Kubernetes Error Guide: 'SERVFAIL' from CoreDNS Resolution Failure
Fix CoreDNS SERVFAIL in Kubernetes: broken upstream resolvers, the loop plugin, and forward misconfiguration. Distinct from NXDOMAIN name-not-found errors.
- #kubernetes-helm
- #troubleshooting
- #errors
- #dns
Exact Error Message
When CoreDNS cannot answer a query because of a failure (not because the name does not exist), it returns SERVFAIL. Applications and dig surface it like this:
$ dig +short api.example.com
;; communications error to 10.96.0.10#53: SERVFAIL
$ nslookup api.example.com
;; Got SERVFAIL reply from 10.96.0.10, trying next server
server can't find api.example.com: SERVFAIL
In application logs it appears as resolver failures:
dial tcp: lookup api.example.com on 10.96.0.10:53: server misbehaving
CoreDNS itself often logs the upstream failure:
[ERROR] plugin/errors: 2 api.example.com. A: read udp 10.244.0.5:43210->8.8.8.8:53: i/o timeout
SERVFAIL is a server failure response code (RCODE 2), distinct from NXDOMAIN (RCODE 3, “this name definitively does not exist”).
What the Error Means
DNS responses carry a result code. NXDOMAIN is an authoritative “no such name” — resolution worked, the name simply does not exist. SERVFAIL is different: the resolver tried to answer and failed — it could not reach an upstream, hit a timeout, detected a loop, or got a broken response. The name might be perfectly valid; CoreDNS just could not complete the lookup.
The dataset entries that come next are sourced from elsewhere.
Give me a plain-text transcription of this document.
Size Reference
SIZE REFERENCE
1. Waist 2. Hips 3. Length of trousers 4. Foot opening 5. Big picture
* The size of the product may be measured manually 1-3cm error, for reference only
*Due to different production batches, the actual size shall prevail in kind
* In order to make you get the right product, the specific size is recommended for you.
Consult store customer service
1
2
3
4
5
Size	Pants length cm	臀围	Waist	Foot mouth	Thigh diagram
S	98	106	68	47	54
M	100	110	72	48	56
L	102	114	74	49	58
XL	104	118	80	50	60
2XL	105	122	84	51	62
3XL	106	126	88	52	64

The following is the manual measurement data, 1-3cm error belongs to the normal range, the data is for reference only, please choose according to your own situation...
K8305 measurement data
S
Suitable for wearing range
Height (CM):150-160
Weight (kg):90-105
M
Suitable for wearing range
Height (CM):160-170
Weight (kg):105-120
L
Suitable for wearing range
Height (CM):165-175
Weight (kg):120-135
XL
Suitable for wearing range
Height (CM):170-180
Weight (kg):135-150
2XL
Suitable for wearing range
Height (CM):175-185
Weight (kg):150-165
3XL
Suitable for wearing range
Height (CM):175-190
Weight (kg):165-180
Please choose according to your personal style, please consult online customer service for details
In a cluster, pods send queries to the CoreDNS Service (usually 10.96.0.10 / kube-dns). CoreDNS resolves in-cluster names (*.svc.cluster.local) itself, and forwards external names to upstream resolvers (from the node’s /etc/resolv.conf or an explicit forward block). A SERVFAIL for an external name almost always means the forward path is broken — the upstream is down, unreachable, slow, or CoreDNS is configured to forward to itself and detects a loop. For in-cluster names, SERVFAIL points at CoreDNS health, plugin errors, or backend (kube-apiserver) problems. The key triage step is whether the failing name is internal or external.
Common Causes
- Upstream resolver down/unreachable — the forwarder (node DNS,
8.8.8.8, corporate DNS) is unreachable or timing out. - Forward loop — CoreDNS forwards to a resolver that points back at CoreDNS; the
loopplugin aborts with SERVFAIL (or CoreDNS crashloops at startup). - Bad
forwardconfig — the Corefileforward . <addr>targets a wrong or dead address. - Node
/etc/resolv.confbroken — CoreDNS inherits a bad upstream from the node when usingforward . /etc/resolv.conf. - CoreDNS overloaded/crashlooping — insufficient replicas or memory under query load returns SERVFAIL.
- NetworkPolicy/firewall — egress to upstream DNS (UDP/TCP 53) is blocked.
- DNSSEC/validation failure — a broken DNSSEC chain upstream yields SERVFAIL.
How to Reproduce the Error
Point CoreDNS at a dead upstream resolver and query an external name:
apiVersion: v1
kind: ConfigMap
metadata:
name: coredns
namespace: kube-system
data:
Corefile: |
.:53 {
errors
health
ready
kubernetes cluster.local in-addr.arpa ip6.arpa
forward . 192.0.2.1 # TEST-NET, no DNS server here
cache 30
loop
reload
}
kubectl -n kube-system rollout restart deployment coredns
kubectl run dnstest --rm -it --image=busybox -- nslookup example.com
Server: 10.96.0.10
;; connection timed out; no servers could be reached
*** Can't find example.com: No answer
Forwarding to a black-holed address (192.0.2.1) makes every external lookup time out and return SERVFAIL.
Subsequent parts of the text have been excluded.